The question and answer concludes that there is no longer inequality of bargaining power under the common law model. It is not clear to me whether the drafter is making a controversial normative claim (like “guns don’t kill people” or “there is no such thing as society”), or just lacks any grasp whatever of employment law. In either case, the person should not be drafting substantive multiple choice employment law questions.
It’s also curious that the drafter did not include “Collective Bargaining Law”, which would be the closest example of a legal regime that produces equality of bargaining power between employer and employee. I can only presume that is because the drafter is opposed to unions and collective bargaining, which would be consistent with the belief that the common law solves all concerns about inequality of bargaining power. If there were no inequality of bargaining power, then a central justification for collective bargaining would simply vanish. I presume that is the drafter’s secret desire.

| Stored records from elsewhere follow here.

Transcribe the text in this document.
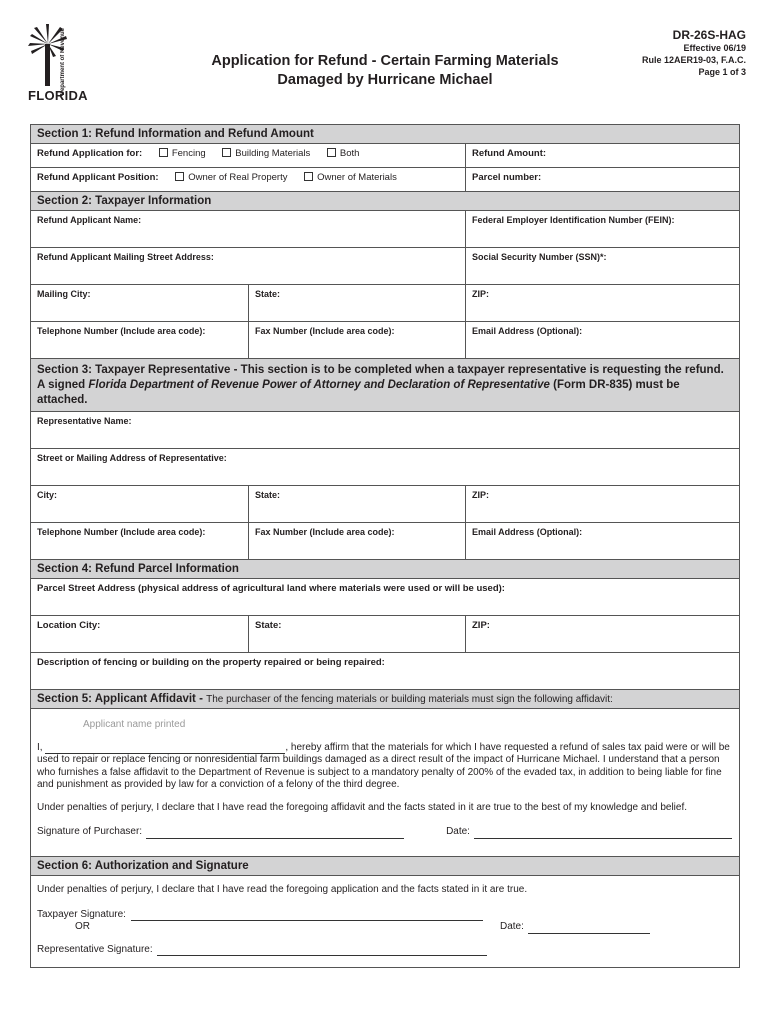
Department of Revenue
FLORIDA
Application for Refund - Certain Farming Materials
Damaged by Hurricane Michael
DR-26S-HAG
Effective 06/19
Rule 12AER19-03, F.A.C.
Page 1 of 3
Section 1: Refund Information and Refund Amount
Refund Application for:	Fencing	Building Materials	Both	Refund Amount:
Refund Applicant Position:	Owner of Real Property	Owner of Materials	Parcel number:
Section 2: Taxpayer Information
Refund Applicant Name:	Federal Employer Identification Number (FEIN):
Refund Applicant Mailing Street Address:	Social Security Number (SSN)*:
Mailing City:	State:	ZIP:
Telephone Number (Include area code):	Fax Number (Include area code):	Email Address (Optional):
Section 3: Taxpayer Representative - This section is to be completed when a taxpayer representative is requesting the refund. A signed Florida Department of Revenue Power of Attorney and Declaration of Representative (Form DR-835) must be attached.
Representative Name:
Street or Mailing Address of Representative:
City:	State:	ZIP:
Telephone Number (Include area code):	Fax Number (Include area code):	Email Address (Optional):
Section 4: Refund Parcel Information
Parcel Street Address (physical address of agricultural land where materials were used or will be used):
Location City:	State:	ZIP:
Description of fencing or building on the property repaired or being repaired:
Section 5: Applicant Affidavit - The purchaser of the fencing materials or building materials must sign the following affidavit:
Applicant name printed
I,	, hereby affirm that the materials for which I have requested a refund of sales tax paid were or will be used to repair or replace fencing or nonresidential farm buildings damaged as a direct result of the impact of Hurricane Michael. I understand that a person who furnishes a false affidavit to the Department of Revenue is subject to a mandatory penalty of 200% of the evaded tax, in addition to being liable for fine and punishment as provided by law for a conviction of a felony of the third degree.
Under penalties of perjury, I declare that I have read the foregoing affidavit and the facts stated in it are true to the best of my knowledge and belief.
Signature of Purchaser:	Date:
Section 6: Authorization and Signature
Under penalties of perjury, I declare that I have read the foregoing application and the facts stated in it are true.
Taxpayer Signature:
OR	Date:
Representative Signature:
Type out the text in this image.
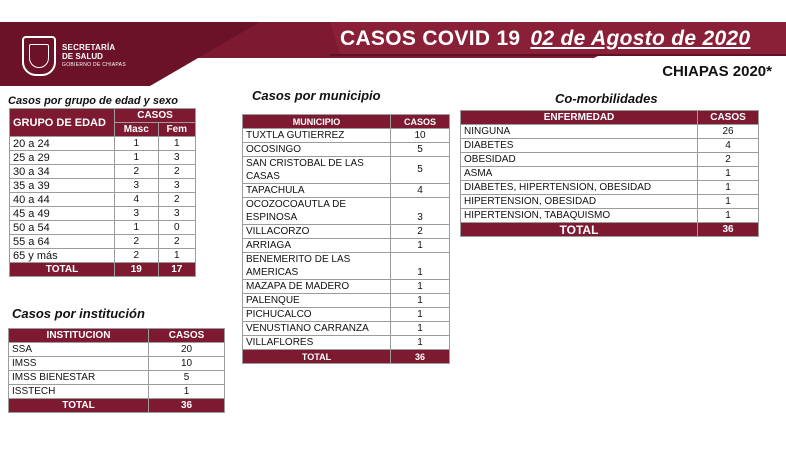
SECRETARÍA
DE SALUD
GOBIERNO DE CHIAPAS
CASOS COVID 19 02 de Agosto de 2020
CHIAPAS 2020*
Casos por grupo de edad y sexo
GRUPO DE EDAD	CASOS	
	Masc	Fem
20 a 24	1	1
25 a 29	1	3
30 a 34	2	2
35 a 39	3	3
40 a 44	4	2
45 a 49	3	3
50 a 54	1	0
55 a 64	2	2
65 y más	2	1
TOTAL	19	17
Casos por institución
INSTITUCION	CASOS
SSA	20
IMSS	10
IMSS BIENESTAR	5
ISSTECH	1
TOTAL	36
Casos por municipio
MUNICIPIO	CASOS

TUXTLA GUTIERREZ	10

OCOSINGO	5

SAN CRISTOBAL DE LAS CASAS	5

TAPACHULA	4

OCOZOCOAUTLA DE
ESPINOSA	3

VILLACORZO	2

ARRIAGA	1

BENEMERITO DE LAS
AMERICAS	1

MAZAPA DE MADERO	1

PALENQUE	1

PICHUCALCO	1

VENUSTIANO CARRANZA	1

VILLAFLORES	1
TOTAL	36
Co-morbilidades
ENFERMEDAD	CASOS
NINGUNA	26
DIABETES	4
OBESIDAD	2
ASMA	1
DIABETES, HIPERTENSION, OBESIDAD	1
HIPERTENSION, OBESIDAD	1
HIPERTENSION, TABAQUISMO	1
TOTAL	36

At best, this question is the basis for an essay question in which normative points can be debated. For example, I have used similar questions on employment law exams, like this: You overhear someone in a bar saying the following: “The Common Law ensures equality of bargaining in the employment relationship.” Discuss this quote using examples from the course. That is a lot different than what is happening in the multiple choice context, where the “correct answer” simply assumes that employees and employers enjoy equality of bargaining power thanks to common law doctrine, which is a crazy assertion.
My brief experience in reviewing questions used to test knowledge of employment law concepts has left me very concerned about the quality and competence of those teaching work law in Canada outside of the academy. Some non-academics, including practicing employment lawyers with expertise in the field and people with years of experience applying the law but who may not be lawyers, are no doubt very knowledgeable and capable. The challenge is that there is an army of people teaching employment law classes all over the place who lack expertise and without any effective oversight by experts of what they are teaching. Employment law is highly complex, full of pitfalls, and is not an area of law that can be dabbled in. It matters, because ignorance of the law is a substantial hurdle to effective legal enforcement in our field.